Charles mended Paul's spade for him, and they also found a butterfly net, "which might do for shrimping or anything." The children undressed and had their baths just as usual, because it was one of those nights when Elizabeth wanted to talk about her sister's little boy's operation. She followed them about from bathroom to bedroom, telling them the well-known details. They knew that later, when she served Aunt Beatrice's dinner, she would sigh and say that she was "worn out getting those children to bed." But she went at last, stumping down the stairs, and Carey and Charles slipped from their room into Paul's.
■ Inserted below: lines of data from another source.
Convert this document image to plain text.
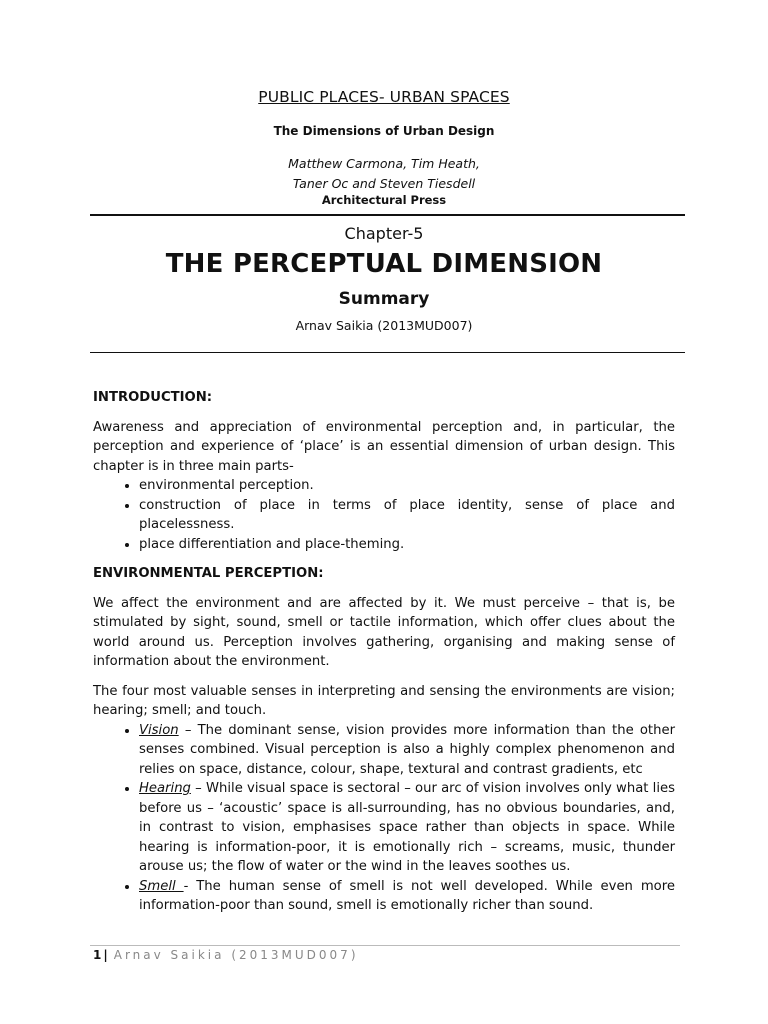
PUBLIC PLACES- URBAN SPACES
The Dimensions of Urban Design
Matthew Carmona, Tim Heath,
Taner Oc and Steven Tiesdell
Architectural Press
Chapter-5
THE PERCEPTUAL DIMENSION
Summary
Arnav Saikia (2013MUD007)
INTRODUCTION:

Awareness and appreciation of environmental perception and, in particular, the perception and experience of ‘place’ is an essential dimension of urban design. This chapter is in three main parts-

• environmental perception.
• construction of place in terms of place identity, sense of place and placelessness.
• place differentiation and place-theming.
ENVIRONMENTAL PERCEPTION:

We affect the environment and are affected by it. We must perceive – that is, be stimulated by sight, sound, smell or tactile information, which offer clues about the world around us. Perception involves gathering, organising and making sense of information about the environment.

The four most valuable senses in interpreting and sensing the environments are vision; hearing; smell; and touch.

• Vision – The dominant sense, vision provides more information than the other senses combined. Visual perception is also a highly complex phenomenon and relies on space, distance, colour, shape, textural and contrast gradients, etc
• Hearing – While visual space is sectoral – our arc of vision involves only what lies before us – ‘acoustic’ space is all-surrounding, has no obvious boundaries, and, in contrast to vision, emphasises space rather than objects in space. While hearing is information-poor, it is emotionally rich – screams, music, thunder arouse us; the flow of water or the wind in the leaves soothes us.
• Smell - The human sense of smell is not well developed. While even more information-poor than sound, smell is emotionally richer than sound.
1 | Arnav Saikia (2013MUD007)
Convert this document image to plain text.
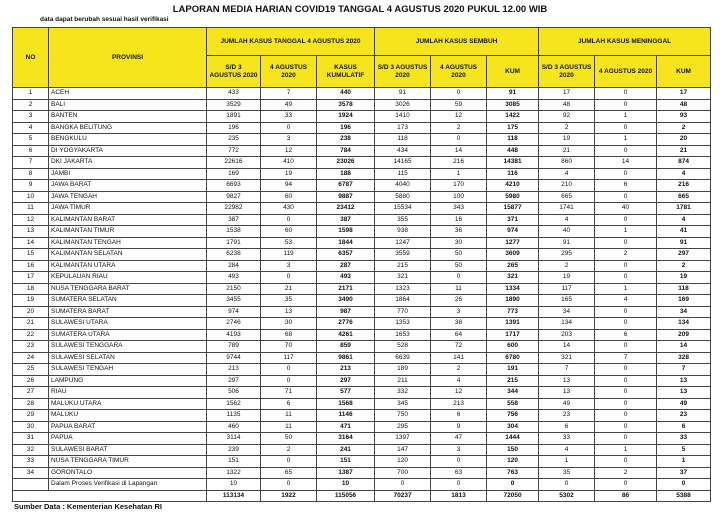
LAPORAN MEDIA HARIAN COVID19 TANGGAL 4 AGUSTUS 2020 PUKUL 12.00 WIB
data dapat berubah sesuai hasil verifikasi
NO	PROVINSI	JUMLAH KASUS TANGGAL 4 AGUSTUS 2020			JUMLAH KASUS SEMBUH			JUMLAH KASUS MENINGGAL		
		S/D 3 AGUSTUS 2020	4 AGUSTUS 2020	KASUS KUMULATIF	S/D 3 AGUSTUS 2020	4 AGUSTUS 2020	KUM	S/D 3 AGUSTUS 2020	4 AGUSTUS 2020	KUM
1	ACEH	433	7	440	91	0	91	17	0	17
2	BALI	3529	49	3578	3026	59	3085	48	0	48
3	BANTEN	1891	33	1924	1410	12	1422	92	1	93
4	BANGKA BELITUNG	196	0	196	173	2	175	2	0	2
5	BENGKULU	235	3	238	118	0	118	19	1	20
6	DI YOGYAKARTA	772	12	784	434	14	448	21	0	21
7	DKI JAKARTA	22616	410	23026	14165	216	14381	860	14	874
8	JAMBI	169	19	188	115	1	116	4	0	4
9	JAWA BARAT	6693	94	6787	4040	170	4210	210	6	216
10	JAWA TENGAH	9827	60	9887	5880	100	5980	665	0	665
11	JAWA TIMUR	22982	430	23412	15534	343	15877	1741	40	1781
12	KALIMANTAN BARAT	387	0	387	355	16	371	4	0	4
13	KALIMANTAN TIMUR	1538	60	1598	938	36	974	40	1	41
14	KALIMANTAN TENGAH	1791	53	1844	1247	30	1277	91	0	91
15	KALIMANTAN SELATAN	6238	119	6357	3559	50	3609	295	2	297
16	KALIMANTAN UTARA	284	3	287	215	50	265	2	0	2
17	KEPULAUAN RIAU	493	0	493	321	0	321	19	0	19
18	NUSA TENGGARA BARAT	2150	21	2171	1323	11	1334	117	1	118
19	SUMATERA SELATAN	3455	35	3490	1864	26	1890	165	4	169
20	SUMATERA BARAT	974	13	987	770	3	773	34	0	34
21	SULAWESI UTARA	2746	30	2776	1353	38	1391	134	0	134
22	SUMATERA UTARA	4193	68	4261	1653	64	1717	203	6	209
23	SULAWESI TENGGARA	789	70	859	528	72	600	14	0	14
24	SULAWESI SELATAN	9744	117	9861	6639	141	6780	321	7	328
25	SULAWESI TENGAH	213	0	213	189	2	191	7	0	7
26	LAMPUNG	297	0	297	211	4	215	13	0	13
27	RIAU	506	71	577	332	12	344	13	0	13
28	MALUKU UTARA	1562	6	1568	345	213	558	49	0	49
29	MALUKU	1135	11	1146	750	6	756	23	0	23
30	PAPUA BARAT	460	11	471	295	9	304	6	0	6
31	PAPUA	3114	50	3164	1397	47	1444	33	0	33
32	SULAWESI BARAT	239	2	241	147	3	150	4	1	5
33	NUSA TENGGARA TIMUR	151	0	151	120	0	120	1	0	1
34	GORONTALO	1322	65	1387	700	63	763	35	2	37
	Dalam Proses Verifikasi di Lapangan	10	0	10	0	0	0	0	0	0
		113134	1922	115056	70237	1813	72050	5302	86	5388
Sumber Data : Kementerian Kesehatan RI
Paul was asleep, so they sat on his bed and talked in whispers until it began to grow dark. Then they went to the window and watched for Miss Price. Charles was the first to spy her, flying low in the shadows of the cedars. The broomstick had a slightly overloaded look and swayed against the window sill as a dinghy bumps against a ship's side. It was difficult getting Miss Price in at the window. She was carrying a string bag, a book, and an umbrella, and she dared not let go of the broomstick until her legs were safely over the sill. She knocked her hat off on the lower part of the sash, and Carey, picking it up, found that it was a sun helmet. "My father's," explained Miss Price, in a loud whisper, panting after her exertions, "the one he had in Poona in '99. It has mosquito netting round the brim." Carey peered at it dimly in the fading light, as it swung upon her finger. It smelled strongly of naphtha. "I don't think there are any mosquitoes in the South Seas," she whispered back.